The return of a healthy Jordy Nelson should help Rodgers reclaim his status as one of the game’s best and make the Packers’ offense dangerous once again in 2016.
3. Andrew Luck, QB, Colts
From 2012–2014, Andrew Luck was not a top-tier quarterback, but certainly was in the discussion, posting PFF grades of that ranked 13th, ninth, and sixth, respectively. 2015 was a disaster season for Luck and the Colts, though, as he graded out as PFF’s 38th quarterback out of 38 qualifiers.
Luck’s season can largely be blamed on the various injuries he endured. It is believed that he sustained torn cartilage on two of his ribs early in the season, before suffering a lacerated kidney and a partially-torn abdominal muscle on a massive hit by Denver Broncos LB Danny Trevathan in Week 9 that ultimately ended his season.
Luck has been one of the most-pressured quarterbacks in the NFL since entering the league in 2012 as a result of poor offensive line play. In terms of pass-blocking efficiency, the Colts ranked dead last (32nd) in 2012, 29th in 2013, 21st in 2014, and 23rd in 2015.
To help the cause, the Colts selected Alabama center Ryan Kelly with the 18th overall pick in the 2016 draft. Kelly figures to be a significant upgrade at the position and a day-one starter (he surrendered no sacks and allowed just five hits and eight hurries the last two years in college). A healthy Luck and solidified offensive line should help the Colts regain their composure on offense in 2016.

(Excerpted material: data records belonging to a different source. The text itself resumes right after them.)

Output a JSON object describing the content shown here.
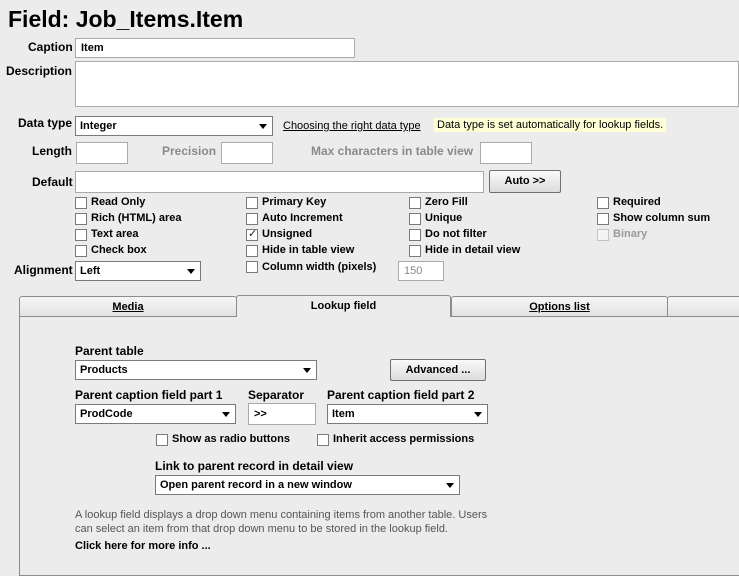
{
  "title": "Field: Job_Items.Item",
  "caption": {
    "label": "Caption",
    "value": "Item"
  },
  "description": {
    "label": "Description",
    "value": ""
  },
  "data_type": {
    "label": "Data type",
    "value": "Integer",
    "help_link": "Choosing the right data type",
    "note": "Data type is set automatically for lookup fields."
  },
  "length": {
    "label": "Length",
    "value": ""
  },
  "precision": {
    "label": "Precision",
    "value": ""
  },
  "max_chars": {
    "label": "Max characters in table view",
    "value": ""
  },
  "default": {
    "label": "Default",
    "value": "",
    "auto_button": "Auto >>"
  },
  "checkboxes": {
    "read_only": {
      "label": "Read Only",
      "checked": false
    },
    "rich_html": {
      "label": "Rich (HTML) area",
      "checked": false
    },
    "text_area": {
      "label": "Text area",
      "checked": false
    },
    "check_box": {
      "label": "Check box",
      "checked": false
    },
    "primary_key": {
      "label": "Primary Key",
      "checked": false
    },
    "auto_increment": {
      "label": "Auto Increment",
      "checked": false
    },
    "unsigned": {
      "label": "Unsigned",
      "checked": true
    },
    "hide_table_view": {
      "label": "Hide in table view",
      "checked": false
    },
    "column_width": {
      "label": "Column width (pixels)",
      "checked": false
    },
    "zero_fill": {
      "label": "Zero Fill",
      "checked": false
    },
    "unique": {
      "label": "Unique",
      "checked": false
    },
    "do_not_filter": {
      "label": "Do not filter",
      "checked": false
    },
    "hide_detail_view": {
      "label": "Hide in detail view",
      "checked": false
    },
    "required": {
      "label": "Required",
      "checked": false
    },
    "show_column_sum": {
      "label": "Show column sum",
      "checked": false
    },
    "binary": {
      "label": "Binary",
      "checked": false,
      "disabled": true
    }
  },
  "column_width_value": "150",
  "alignment": {
    "label": "Alignment",
    "value": "Left"
  },
  "tabs": [
    {
      "label": "Media",
      "active": false
    },
    {
      "label": "Lookup field",
      "active": true
    },
    {
      "label": "Options list",
      "active": false
    }
  ],
  "lookup": {
    "parent_table": {
      "label": "Parent table",
      "value": "Products"
    },
    "advanced_button": "Advanced ...",
    "caption_part1": {
      "label": "Parent caption field part 1",
      "value": "ProdCode"
    },
    "separator": {
      "label": "Separator",
      "value": ">>"
    },
    "caption_part2": {
      "label": "Parent caption field part 2",
      "value": "Item"
    },
    "show_radio": {
      "label": "Show as radio buttons",
      "checked": false
    },
    "inherit_permissions": {
      "label": "Inherit access permissions",
      "checked": false
    },
    "link_parent": {
      "label": "Link to parent record in detail view",
      "value": "Open parent record in a new window"
    },
    "info_line1": "A lookup field displays a drop down menu containing items from another table. Users",
    "info_line2": "can select an item from that drop down menu to be stored in the lookup field.",
    "more_info": "Click here for more info ..."
  }
}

4. Tyrann Mathieu, CB, Cardinals
A torn ACL is difficult to come back from once; Cardinals defensive back Tyrann Mathieu will be trying to do it for a second time in 2016.

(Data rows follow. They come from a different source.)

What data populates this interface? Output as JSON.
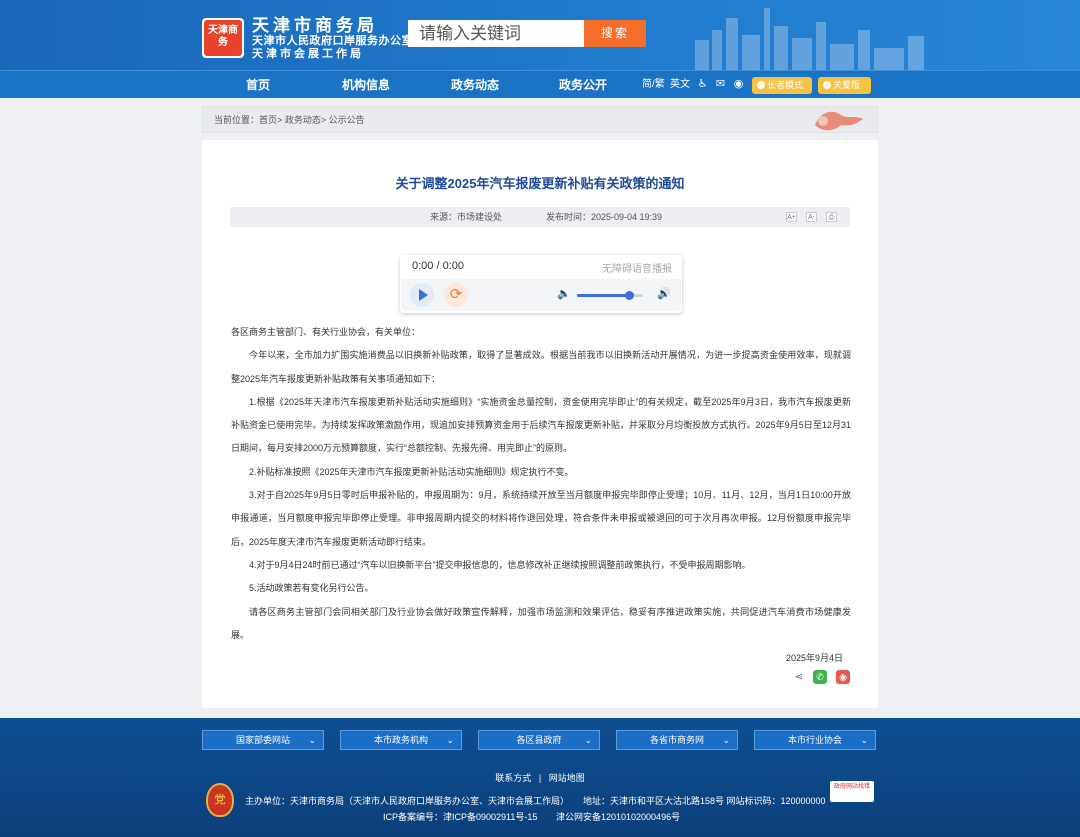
{
  "header": {
    "logo_text": "天津商务",
    "org_line1": "天津市商务局",
    "org_line2": "天津市人民政府口岸服务办公室",
    "org_line3": "天津市会展工作局",
    "search_placeholder": "请输入关键词",
    "search_button": "搜索"
  },
  "nav": {
    "items": [
      "首页",
      "机构信息",
      "政务动态",
      "政务公开"
    ],
    "lang_simple": "简/繁",
    "lang_english": "英文",
    "elder_mode": "长者模式",
    "care_version": "关爱版"
  },
  "breadcrumb": {
    "prefix": "当前位置：",
    "home": "首页",
    "level1": "政务动态",
    "level2": "公示公告",
    "sep": ">"
  },
  "article": {
    "title": "关于调整2025年汽车报废更新补贴有关政策的通知",
    "source": "来源：市场建设处",
    "publish_time": "发布时间：2025-09-04 19:39",
    "font_larger": "A+",
    "font_smaller": "A-",
    "paragraphs": [
      "各区商务主管部门、有关行业协会，有关单位：",
      "今年以来，全市加力扩围实施消费品以旧换新补贴政策，取得了显著成效。根据当前我市以旧换新活动开展情况，为进一步提高资金使用效率，现就调整2025年汽车报废更新补贴政策有关事项通知如下：",
      "1.根据《2025年天津市汽车报废更新补贴活动实施细则》“实施资金总量控制，资金使用完毕即止”的有关规定，截至2025年9月3日，我市汽车报废更新补贴资金已使用完毕。为持续发挥政策激励作用，现追加安排预算资金用于后续汽车报废更新补贴，并采取分月均衡投放方式执行。2025年9月5日至12月31日期间，每月安排2000万元预算额度，实行“总额控制、先报先得、用完即止”的原则。",
      "2.补贴标准按照《2025年天津市汽车报废更新补贴活动实施细则》规定执行不变。",
      "3.对于自2025年9月5日零时后申报补贴的，申报周期为：9月，系统持续开放至当月额度申报完毕即停止受理；10月、11月、12月，当月1日10:00开放申报通道，当月额度申报完毕即停止受理。非申报周期内提交的材料将作退回处理，符合条件未申报或被退回的可于次月再次申报。12月份额度申报完毕后，2025年度天津市汽车报废更新活动即行结束。",
      "4.对于9月4日24时前已通过“汽车以旧换新平台”提交申报信息的，信息修改补正继续按照调整前政策执行，不受申报周期影响。",
      "5.活动政策若有变化另行公告。",
      "请各区商务主管部门会同相关部门及行业协会做好政策宣传解释，加强市场监测和效果评估，稳妥有序推进政策实施，共同促进汽车消费市场健康发展。"
    ],
    "sign_date": "2025年9月4日"
  },
  "player": {
    "time": "0:00 / 0:00",
    "label": "无障碍语音播报",
    "volume": 0.8
  },
  "footer": {
    "dropdowns": [
      "国家部委网站",
      "本市政务机构",
      "各区县政府",
      "各省市商务网",
      "本市行业协会"
    ],
    "contact": "联系方式",
    "sitemap": "网站地图",
    "link_sep": "|",
    "emblem_text": "党",
    "host": "主办单位：天津市商务局（天津市人民政府口岸服务办公室、天津市会展工作局）",
    "address": "地址：天津市和平区大沽北路158号 网站标识码：120000000",
    "icp": "ICP备案编号：津ICP备09002911号-15",
    "police": "津公网安备12010102000496号",
    "badge": "政府网站找错"
  },
  "colors": {
    "header_blue": "#1b73c5",
    "search_orange": "#f36e2a",
    "title_blue": "#214c9a",
    "footer_navy": "#0b3f7a"
  }
}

Mathieu, who was in the conversation for Defensive Player of the Year before suffering the injury late in Week 15 at Philadelphia, tore his other ACL as a rookie in Week 14 of the 2013 season.
Viewed more as a safety coming out of college, Mathieu has transitioned into a hybrid defensive back for the Cardinals, one who has played more cornerback (particularly in the slot) than deep safety through the first few years of his career. In 2015, Mathieu played 512 snaps in coverage (56 percent), 367 of which came from the slot (40 percent).

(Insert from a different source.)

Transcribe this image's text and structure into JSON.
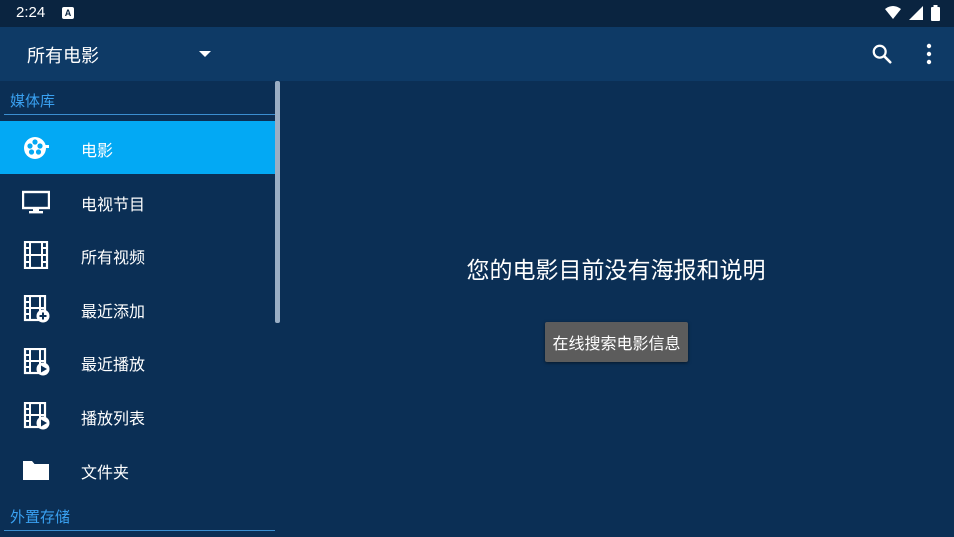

PFF ranked Mathieu as the top cornerback in the NFL last year by a significant margin (91.6 overall grade, compared to Darius Slay’s 87.7, the second-best mark). He was a key piece to a defense that ranked seventh in the league in points allowed per game (19.6), and his absence was evident down the stretch and into the playoffs.
Mathieu is expected to be ready at or near the beginning of the 2016 season, and should help lead one of the best defensive units in the league again, making him a legitimate contender for the Comeback Player of the Year.
5. Tony Romo, QB, Cowboys
Led by a dominant ground-and-pound rushing attack, a bend-but-don’t-break defense, and efficient quarterback play, the Dallas Cowboys were minutes away from the NFC Championship Game in 2014 before falling late to the Packers in the divisional round.
One year later, the Cowboys were a 4-12 team that was dismantled by injuries to key players, most notably quarterback Tony Romo. A broken collarbone sidelined Romo for two months, who returned with a win at Miami in Week 11, only to re-injure the same collarbone just a few days later against the Panthers on Thanksgiving.
Romo has been one of the most consistent quarterbacks in the league the last five years, earning season grades that ranked 11th, 10th, 11th, 13th, and seventh from 2010–2014 before his injury-plagued season of 2015.
While the injury history is a concern, Romo will return to arguably the best offensive line in football, an elite wide receiver in Dez Bryant (who is also overcoming a serious injury from last season), and a rookie running back who was taken fourth overall, Ezekiel Elliott.
There is reason to believe that Dallas will be much closer to their 12 wins of 2014 than their four of 2015, and if this is the case, Romo will deserve a lot of the credit and could be deserving of consideration for Comeback Player of the Year.